Doc. 35 at 4. 2 The district court adopted the PSR’s guidelines range and sentenced

Cuartas to 151 months’ imprisonment, the low-end of his guidelines range.

This is Cuartas’s appeal.

2 “Doc.” numbers refer to the district court’s docket entries.

4 USCA11 Case: 19-13378 Date Filed: 04/21/2021 Page: 5 of 10

II. DISCUSSION

Cuartas argues that the district court erred in applying the dangerous weapon

enhancement under U.S.S.G. § 2D1.1(b)(1) because the government presented no

evidence that he possessed a firearm during the drug offense. Cuartas asserts there

was no evidence that he carried a gun during any of his meetings with the CS,

including the transaction for which he was convicted, or that the gun found in his

hotel room was connected to the drug offense. We disagree.

In evaluating a district court’s imposition of an offense-level enhancement

pursuant to § 2D1.1(b)(1), we review the court’s findings of fact for clear error and

its application of the Sentencing Guidelines de novo. United States v. Pham, 463

F.3d 1239, 1245 (11th Cir. 2006). Whether a firearm was possessed in connection

with a crime is a factual finding we review for clear error. United States v.

Stallings, 463 F.3d 1218, 1220 (11th Cir. 2006). A factual finding is clearly

erroneous when, upon review of the evidence, we are left with “the definite and

firm conviction that a mistake has been committed.” United States v. Barrington,

648 F.3d 1178, 1195 (11th Cir. 2011) (internal quotation marks omitted).

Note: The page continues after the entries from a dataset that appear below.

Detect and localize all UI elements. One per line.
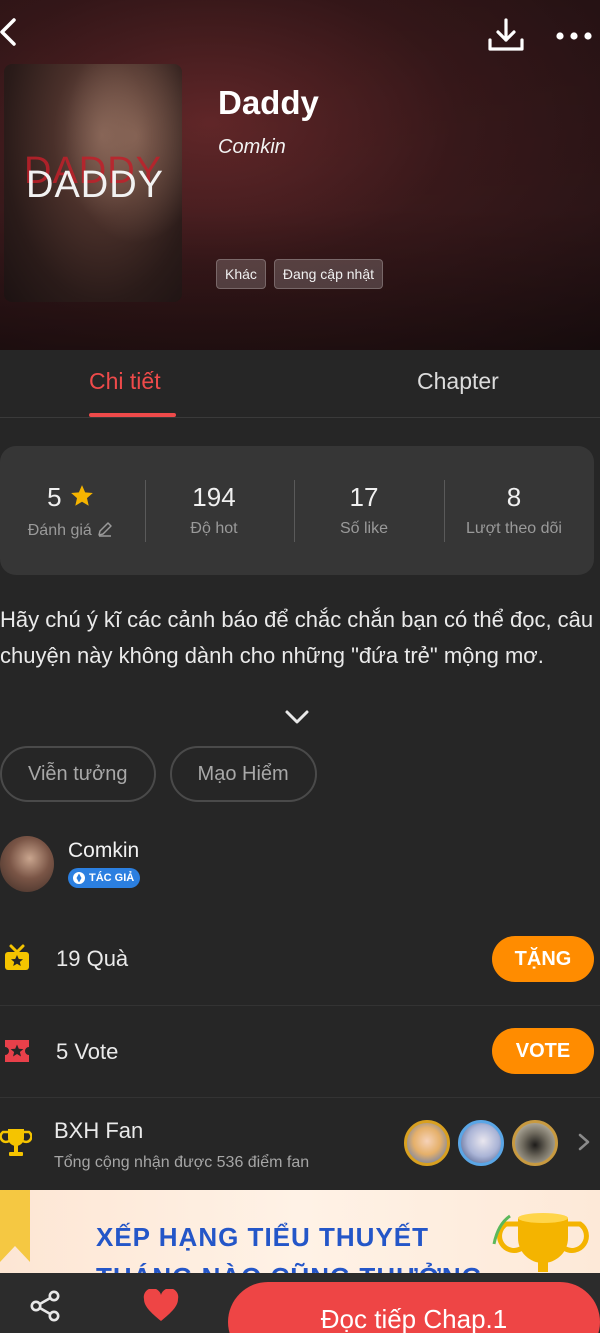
promo-banner[interactable]: XẾP HẠNG TIỂU THUYẾT THÁNG NÀO CŨNG THƯỞ… <box>0 1190 600 1280</box>
stat-rating-label: Đánh giá <box>27 522 92 539</box>
tab-chapter[interactable]: Chapter <box>417 368 499 395</box>
star-icon <box>71 485 93 506</box>
book-tags: Khác Đang cập nhật <box>216 259 383 289</box>
fan-avatar[interactable] <box>512 1120 558 1166</box>
continue-reading-button[interactable]: Đọc tiếp Chap.1 <box>228 1282 600 1333</box>
download-button[interactable] <box>486 16 526 56</box>
stat-hot-value: 194 <box>192 482 236 512</box>
stat-hot-label: Độ hot <box>190 520 238 537</box>
gifts-count: 19 Quà <box>56 946 129 971</box>
edit-pencil-icon <box>98 522 112 537</box>
share-icon <box>30 1290 60 1322</box>
votes-row: 5 Vote VOTE <box>0 1006 600 1098</box>
author-badge-icon <box>73 872 85 884</box>
stat-rating[interactable]: 5 Đánh giá <box>0 446 146 575</box>
gifts-row: 19 Quà TẶNG <box>0 914 600 1006</box>
author-avatar[interactable] <box>0 836 54 892</box>
trophy-cup-icon <box>492 1213 589 1272</box>
genre-chip[interactable]: Mạo Hiểm <box>169 746 317 802</box>
fan-avatar[interactable] <box>404 1120 450 1166</box>
tab-bar: Chi tiết Chapter <box>0 350 600 418</box>
genre-chip[interactable]: Viễn tưởng <box>0 746 156 802</box>
back-arrow-icon <box>0 18 16 46</box>
bookmark-ribbon-icon <box>0 1190 30 1262</box>
stat-rating-value-row: 5 <box>0 482 146 513</box>
stat-hot: 194 Độ hot <box>139 446 289 575</box>
vote-button[interactable]: VOTE <box>492 1028 594 1074</box>
tab-details[interactable]: Chi tiết <box>89 368 161 395</box>
heart-icon <box>143 1288 179 1321</box>
chevron-down-icon <box>285 710 309 724</box>
favorite-button[interactable] <box>142 1288 180 1323</box>
stat-likes-value: 17 <box>349 482 379 512</box>
fan-avatar[interactable] <box>458 1120 504 1166</box>
fan-ranking-title[interactable]: BXH Fan <box>54 1118 143 1144</box>
stat-likes: 17 Số like <box>289 446 439 575</box>
genre-list: Viễn tưởng Mạo Hiểm <box>0 746 317 802</box>
book-cover[interactable]: DADDY DADDY <box>4 64 182 302</box>
book-author[interactable]: Comkin <box>218 136 286 159</box>
stat-followers: 8 Lượt theo dõi <box>439 446 589 575</box>
fan-ranking-subtitle: Tổng cộng nhận được 536 điểm fan <box>54 1154 310 1171</box>
stat-followers-value: 8 <box>506 482 522 512</box>
chevron-right-icon <box>578 1133 590 1151</box>
gift-icon <box>5 944 29 970</box>
download-icon <box>488 18 524 51</box>
share-button[interactable] <box>28 1289 62 1323</box>
stat-rating-value: 5 <box>47 482 62 512</box>
banner-headline: XẾP HẠNG TIỂU THUYẾT <box>96 1222 430 1252</box>
stat-likes-label: Số like <box>339 520 389 537</box>
give-gift-button[interactable]: TẶNG <box>492 936 594 982</box>
active-tab-indicator <box>89 413 176 417</box>
stats-card: 5 Đánh giá 194 Độ hot 17 Số like 8 Lượt … <box>0 446 594 575</box>
tag-category[interactable]: Khác <box>216 259 266 289</box>
expand-description-button[interactable] <box>283 706 311 728</box>
author-badge: TÁC GIẢ <box>68 868 141 888</box>
trophy-icon <box>0 1129 32 1156</box>
book-title: Daddy <box>218 84 319 121</box>
author-name[interactable]: Comkin <box>68 839 139 863</box>
back-button[interactable] <box>0 14 28 50</box>
more-dots-icon <box>556 32 592 40</box>
more-options-button[interactable] <box>554 22 594 50</box>
stat-followers-label: Lượt theo dõi <box>466 520 562 537</box>
fan-ranking-more-button[interactable] <box>576 1132 592 1152</box>
stat-rating-label-row: Đánh giá <box>0 520 146 540</box>
cover-title: DADDY <box>26 164 165 206</box>
votes-count: 5 Vote <box>56 1039 119 1064</box>
vote-ticket-icon <box>5 1040 29 1062</box>
author-badge-label: TÁC GIẢ <box>89 872 135 884</box>
tag-status: Đang cập nhật <box>273 259 383 289</box>
book-description: Hãy chú ý kĩ các cảnh báo để chắc chắn b… <box>0 607 594 668</box>
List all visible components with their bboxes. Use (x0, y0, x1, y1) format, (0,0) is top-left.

Although clear error review is deferential, “a finding of fact must be supported by

substantial evidence.” United States v. Robertson, 493 F.3d 1322, 1330 (11th Cir.

2007).

5 USCA11 Case: 19-13378 Date Filed: 04/21/2021 Page: 6 of 10

The Sentencing Guidelines provide for a two-level enhancement in drug

cases “[i]f a dangerous weapon (including a firearm) was possessed.” U.S.S.G.

§ 2D1.1(b)(1). The § 2D1.1(b)(1) enhancement applies “if the weapon was

present, unless it is clearly improbable that the weapon was connected with the

offense.” Id. § 2D1.1 cmt. n.11(A). To justify the enhancement, the government

must either establish by a preponderance of the evidence that the firearm was

present at the site of the charged conduct or prove that the defendant possessed a

firearm during conduct relevant to the offense of conviction. Stallings, 463 F.3d at

1220. Relevant conduct includes acts “that were part of the same course of

conduct or common scheme or plan as the offense of conviction.” United States v.